Protecting religious values
Well look at this.
House Republicans, carrying out their election-year values agenda, on Tuesday pushed through legislation cutting off financial awards for lawsuits successfully filed against expressions of religion such as Christmas displays on government grounds.
Now read that sentence again. For one thing, note the little spin the Guaradian put on the reporting that the House Republicans have a “values agenda.” And as nuanced as it is, use of words like “cutting off” connotes something negative, while the word “successfully” certainly represents a positive. These are small cues for the reader to think a certain way.
The bill, passed 244-173, denies the awarding of attorney’s fees or monetary damages to a party that wins a court case based on the establishment clause in the Constitution that is used to argue a separation of church and state.
“Denies” is a bad thing, right? Especially to the party that “wins.” But what they win in this case is usually a case argued on a distortion of the establishment clause.
Anyway, here’s some reaction the U.K. Guardian picked up after the vote.
“We cannot continue to allow frivolous and, frankly, unwarranted lawsuits to stifle the beliefs and self-determination of our great communities,” said Rep. Phil Gingrey, R-Ga.
But,
Democratic opponents saw the bill as a serious infringement of constitutional rights.
“This bill would make it more difficult for ordinary Americans to defend their religious freedom against intrusion by government,” said Rep. Chet Edwards, D-Texas. “There’s nothing benign about this bill.”
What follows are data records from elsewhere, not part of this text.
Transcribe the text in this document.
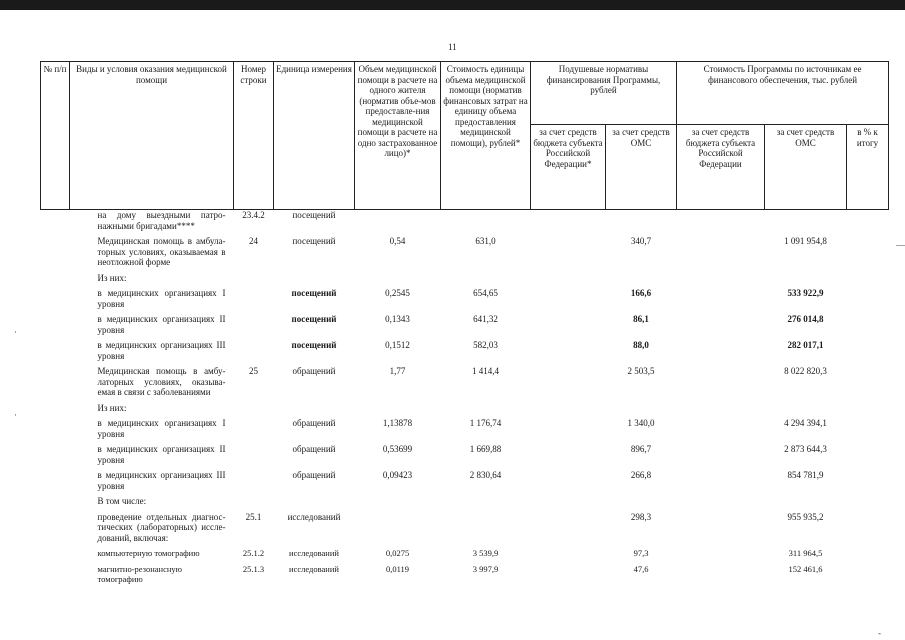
11
№ п/п	Виды и условия оказания медицинской помощи	Номер строки	Единица измерения	Объем медицинской помощи в расчете на одного жителя (норматив объе-мов предоставле-ния медицинской помощи в расчете на одно застрахованное лицо)*	Стоимость единицы объема медицинской помощи (норматив финансовых затрат на единицу объема предоставления медицинской помощи), рублей*	Подушевые нормативы финансирования Программы, рублей		Стоимость Программы по источникам ее финансового обеспечения, тыс. рублей		
						за счет средств бюджета субъекта Российской Федерации*	за счет средств ОМС	за счет средств бюджета субъекта Российской Федерации	за счет средств ОМС	в % к итогу
	на дому выездными патро-нажными бригадами****	23.4.2	посещений							

	Медицинская помощь в амбула-торных условиях, оказываемая в неотложной форме	24	посещений	0,54	631,0		340,7		1 091 954,8	

	Из них:									

	в медицинских организациях I уровня		посещений	0,2545	654,65		166,6		533 922,9	

	в медицинских организациях II уровня		посещений	0,1343	641,32		86,1		276 014,8	

	в медицинских организациях III уровня		посещений	0,1512	582,03		88,0		282 017,1	

	Медицинская помощь в амбу-латорных условиях, оказыва-емая в связи с заболеваниями	25	обращений	1,77	1 414,4		2 503,5		8 022 820,3	

	Из них:									

	в медицинских организациях I уровня		обращений	1,13878	1 176,74		1 340,0		4 294 394,1	

	в медицинских организациях II уровня		обращений	0,53699	1 669,88		896,7		2 873 644,3	

	в медицинских организациях III уровня		обращений	0,09423	2 830,64		266,8		854 781,9	

	В том числе:									

	проведение отдельных диагнос-тических (лабораторных) иссле-дований, включая:	25.1	исследований				298,3		955 935,2	

	компьютерную томографию	25.1.2	исследований	0,0275	3 539,9		97,3		311 964,5	

	магнитно-резонансную томографию	25.1.3	исследований	0,0119	3 997,9		47,6		152 461,6	
—
·
·
-
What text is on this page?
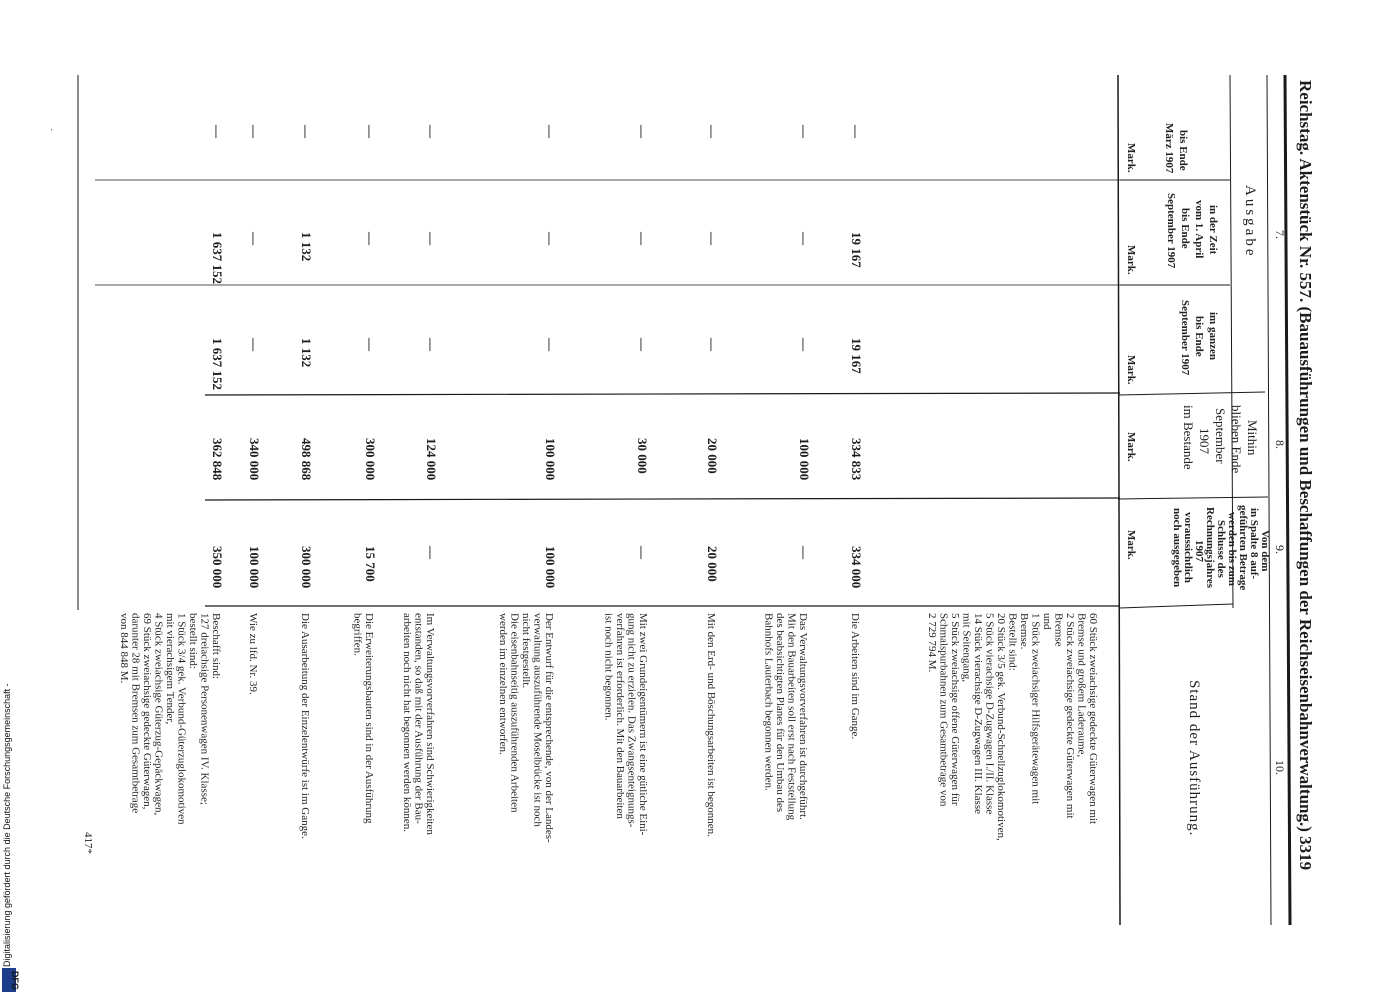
Reichstag. Aktenstück Nr. 557. (Bauausführungen und Beschaffungen der Reichseisenbahnverwaltung.) 3319
7.
8.
9.
10.
Ausgabe
bis Ende
März 1907
Mark.
in der Zeit
vom 1. April
bis Ende
September 1907
Mark.
im ganzen
bis Ende
September 1907
Mark.
Mithin
blieben Ende
September
1907
im Bestande
Mark.
Von dem
in Spalte 8 auf-
geführten Betrage
werden bis zum
Schlusse des
Rechnungsjahres
1907
voraussichtlich
noch ausgegeben
Mark.
Stand der Ausführung.
—
19 167
19 167
334 833
334 000
60 Stück zweiachsige gedeckte Güterwagen mit
Bremse und großem Laderaume,
2 Stück zweiachsige gedeckte Güterwagen mit
Bremse
und
1 Stück zweiachsiger Hilfsgerätewagen mit
Bremse.
Bestellt sind:
20 Stück 3/5 gek. Verbund-Schnellzuglokomotiven,
5 Stück vierachsige D-Zugwagen I./II. Klasse
14 Stück vierachsige D-Zugwagen III. Klasse
mit Seitengang,
5 Stück zweiachsige offene Güterwagen für
Schmalspurbahnen zum Gesamtbetrage von
2 729 794 M.
Die Arbeiten sind im Gange.
—
—
—
100 000
—
Das Verwaltungsvorverfahren ist durchgeführt.
Mit den Bauarbeiten soll erst nach Feststellung
des beabsichtigten Planes für den Umbau des
Bahnhofs Lauterbach begonnen werden.
—
—
—
20 000
20 000
Mit den Erd- und Böschungsarbeiten ist begonnen.
—
—
—
30 000
—
Mit zwei Grundeigentümern ist eine gütliche Eini-
gung nicht zu erzielen. Das Zwangsenteignungs-
verfahren ist erforderlich. Mit den Bauarbeiten
ist noch nicht begonnen.
—
—
—
100 000
100 000
Der Entwurf für die entsprechende, von der Landes-
verwaltung auszuführende Moselbrücke ist noch
nicht festgestellt.
Die eisenbahnseitig auszuführenden Arbeiten
werden im einzelnen entworfen.
—
—
—
124 000
—
Im Verwaltungsvorverfahren sind Schwierigkeiten
entstanden, so daß mit der Ausführung der Bau-
arbeiten noch nicht hat begonnen werden können.
—
—
—
300 000
15 700
Die Erweiterungsbauten sind in der Ausführung
begriffen.
—
1 132
1 132
498 868
300 000
Die Ausarbeitung der Einzelentwürfe ist im Gange.
—
—
—
340 000
100 000
Wie zu lfd. Nr. 39.
—
1 637 152
1 637 152
362 848
350 000
Beschafft sind:
127 dreiachsige Personenwagen IV. Klasse;
bestellt sind:
1 Stück 3/4 gek. Verbund-Güterzuglokomotiven
mit vierachsigem Tender,
4 Stück zweiachsige Güterzug-Gepäckwagen,
69 Stück zweiachsige gedeckte Güterwagen,
darunter 28 mit Bremsen zum Gesamtbetrage
von 844 848 M.
417*
Digitalisierung gefördert durch die Deutsche Forschungsgemeinschaft -
DFG
˙
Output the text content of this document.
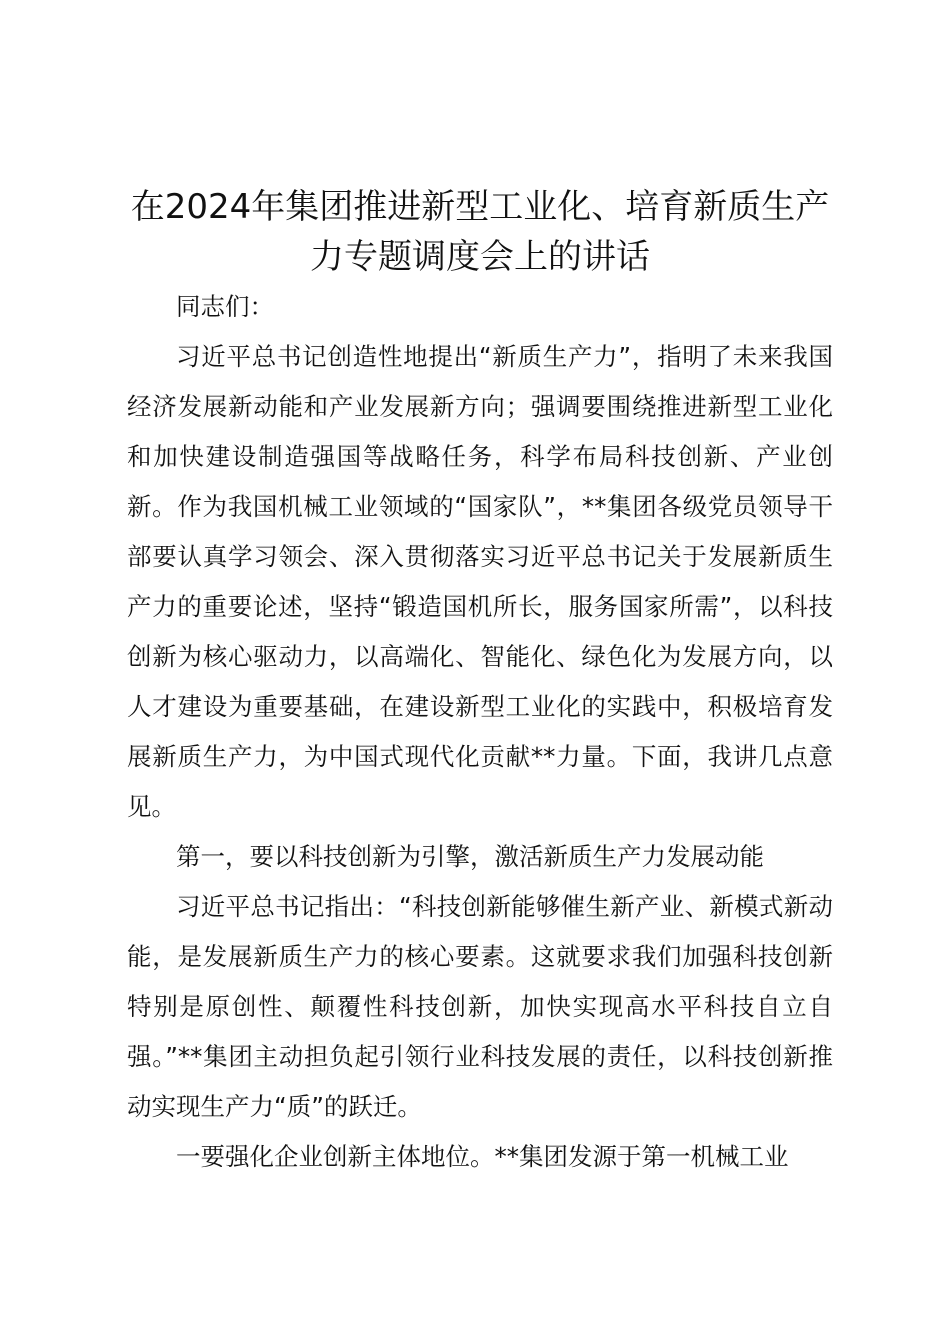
在2024年集团推进新型工业化、培育新质生产力专题调度会上的讲话

同志们：

习近平总书记创造性地提出“新质生产力”，指明了未来我国经济发展新动能和产业发展新方向；强调要围绕推进新型工业化和加快建设制造强国等战略任务，科学布局科技创新、产业创新。作为我国机械工业领域的“国家队”，**集团各级党员领导干部要认真学习领会、深入贯彻落实习近平总书记关于发展新质生产力的重要论述，坚持“锻造国机所长，服务国家所需”，以科技创新为核心驱动力，以高端化、智能化、绿色化为发展方向，以人才建设为重要基础，在建设新型工业化的实践中，积极培育发展新质生产力，为中国式现代化贡献**力量。下面，我讲几点意见。

第一，要以科技创新为引擎，激活新质生产力发展动能

习近平总书记指出：“科技创新能够催生新产业、新模式新动能，是发展新质生产力的核心要素。这就要求我们加强科技创新特别是原创性、颠覆性科技创新，加快实现高水平科技自立自强。”**集团主动担负起引领行业科技发展的责任，以科技创新推动实现生产力“质”的跃迁。

一要强化企业创新主体地位。**集团发源于第一机械工业
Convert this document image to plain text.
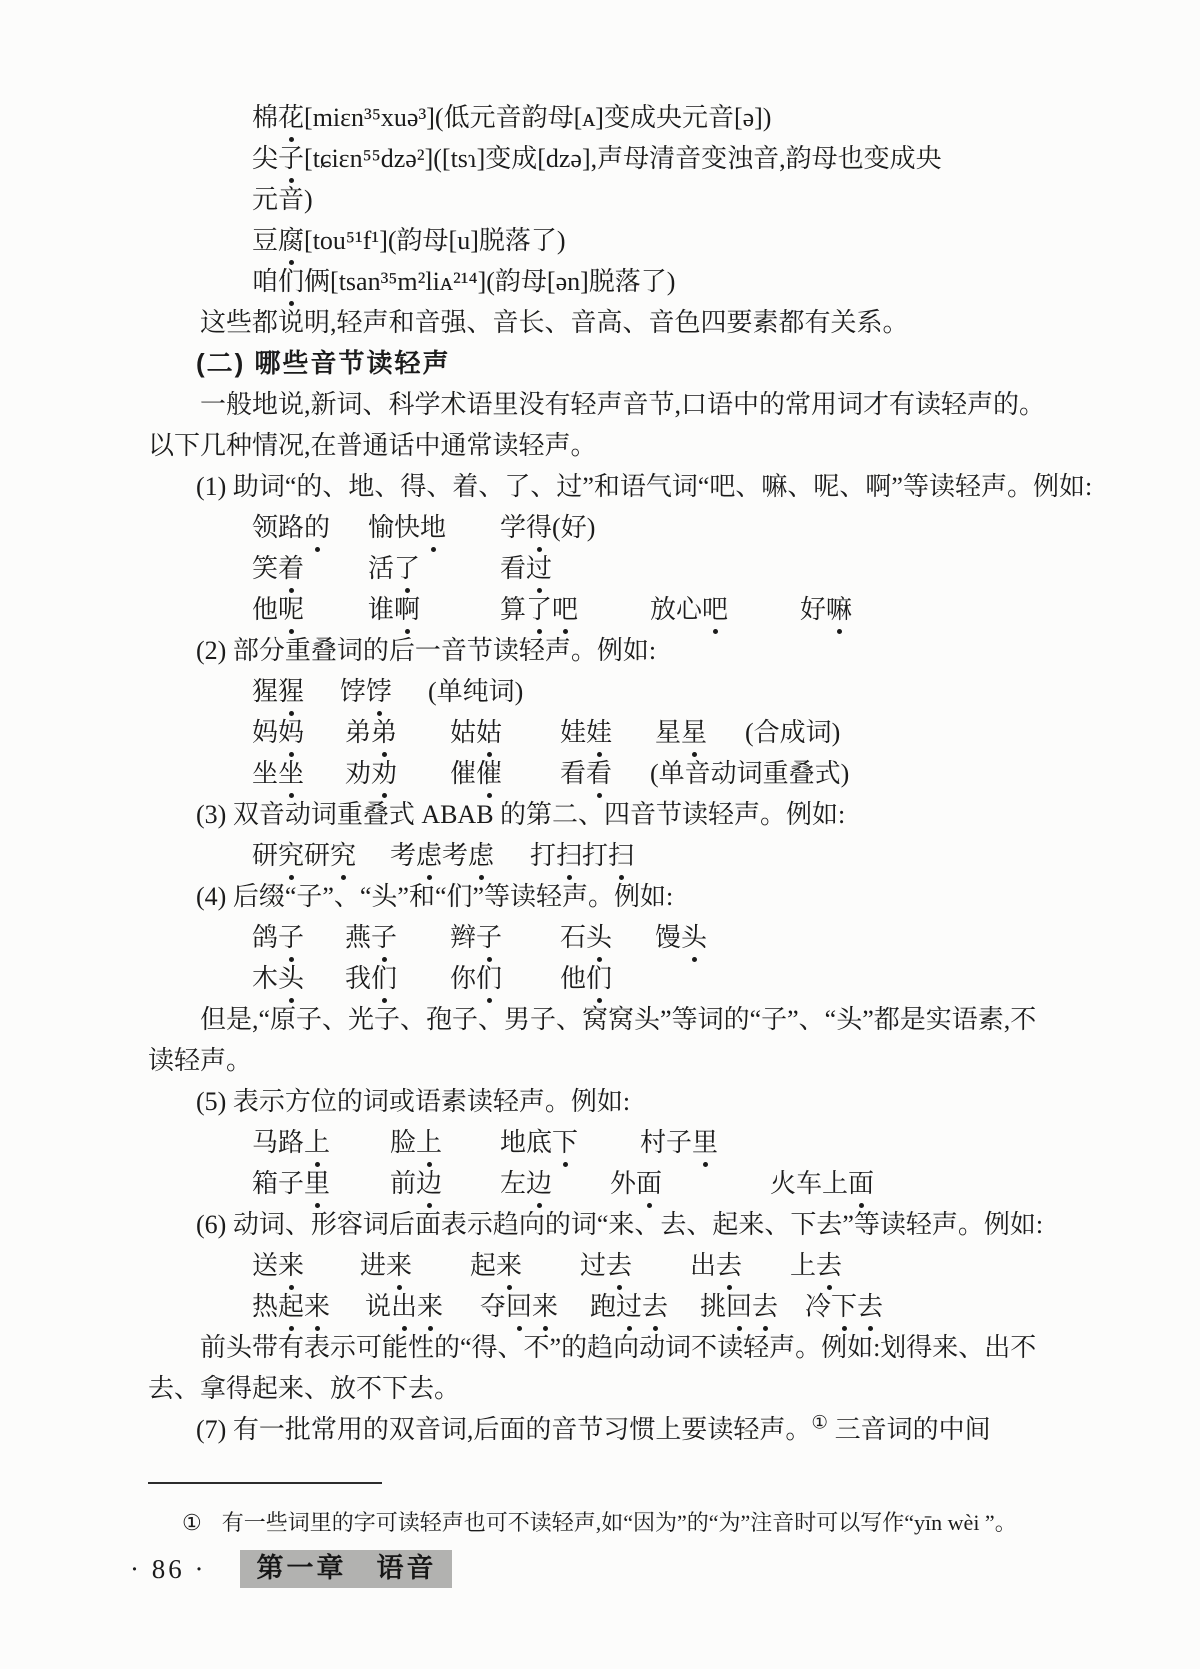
棉花[miɛn³⁵xuə³](低元音韵母[ᴀ]变成央元音[ə])
尖子[tɕiɛn⁵⁵dzə²]([tsɿ]变成[dzə],声母清音变浊音,韵母也变成央
元音)
豆腐[tou⁵¹f¹](韵母[u]脱落了)
咱们俩[tsan³⁵m²liᴀ²¹⁴](韵母[ən]脱落了)
这些都说明,轻声和音强、音长、音高、音色四要素都有关系。
(二) 哪些音节读轻声
一般地说,新词、科学术语里没有轻声音节,口语中的常用词才有读轻声的。
以下几种情况,在普通话中通常读轻声。
(1) 助词“的、地、得、着、了、过”和语气词“吧、嘛、呢、啊”等读轻声。例如:
领路的	愉快地	学得(好)
笑着	活了	看过
他呢	谁啊	算了吧	放心吧	好嘛
(2) 部分重叠词的后一音节读轻声。例如:
猩猩	饽饽	(单纯词)
妈妈	弟弟	姑姑	娃娃	星星	(合成词)
坐坐	劝劝	催催	看看	(单音动词重叠式)
(3) 双音动词重叠式 ABAB 的第二、四音节读轻声。例如:
研究研究	考虑考虑	打扫打扫
(4) 后缀“子”、“头”和“们”等读轻声。例如:
鸽子	燕子	辫子	石头	馒头
木头	我们	你们	他们
但是,“原子、光子、孢子、男子、窝窝头”等词的“子”、“头”都是实语素,不
读轻声。
(5) 表示方位的词或语素读轻声。例如:
马路上	脸上	地底下	村子里
箱子里	前边	左边	外面	火车上面
(6) 动词、形容词后面表示趋向的词“来、去、起来、下去”等读轻声。例如:
送来	进来	起来	过去	出去	上去
热起来	说出来	夺回来	跑过去	挑回去	冷下去
前头带有表示可能性的“得、不”的趋向动词不读轻声。例如:划得来、出不
去、拿得起来、放不下去。
(7) 有一批常用的双音词,后面的音节习惯上要读轻声。① 三音词的中间
① 有一些词里的字可读轻声也可不读轻声,如“因为”的“为”注音时可以写作“yīn wèi ”。
· 86 ·	第一章　语音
Actually, those ordinary Americans are the ones in court trying to defend their religious freedom that the establishment clause allows in its second half, and put up their nativity scenes at Christmas, for instance. And it’s the activist judicial system they’re trying to defend against. So the “ordinary Americans” Rep. Edwards seems to be referring to would be those who don’t want any religious symbols that offend them (which are always Christian) within sight.
But there’s more reaction.
“Singling out one class of cases for the denial of attorney’s fees when every other one gets them does seem to me an odd way to run a constitution,” said Rep. Barney Frank, D-Mass.
Seems like coming up with a way to stretch a ‘right to privacy’ into Roe v. Wade and Doe v. Bolton is a terribly odd way to run a constitution.
Backers of the legislation cited cases contesting the use of religious symbols, such as crosses in veterans’ cemeteries, the display of the Ten Commandments in public buildings or using public land to host the Boy Scouts, who require participants to declare belief in God.
Actually, the Boy Scouts is an organization one voluntary joins, taking the pledge for the very reason that it represents their personal convictions. So to say they “require” a declared belief is misleading. And by the way, isn’t public land used to host parades and rallies and demonstrations of a whole range of groups with strong beliefs? Like, say, the ‘gay pride’ parade that includes costumed characters mocking the Catholic Church?
Representatives who passed this legislation thought it was overdue.
They said local and state governments, unable to match the financial resources of civil liberties groups such as the American Civil Liberties Union and unwilling to pay costly attorney’s fees in losing cases, often accede to demands to remove religious symbols.
“This is an issue of allowing the cases to go to court and not to have the threat or intimidation by the ACLU and their minions to hang over all of these heads,” said Rep. John Hostettler, R-Ind., sponsor of the bill.
The Senate has not taken up the issue yet, and is not expected to before the end of this Session.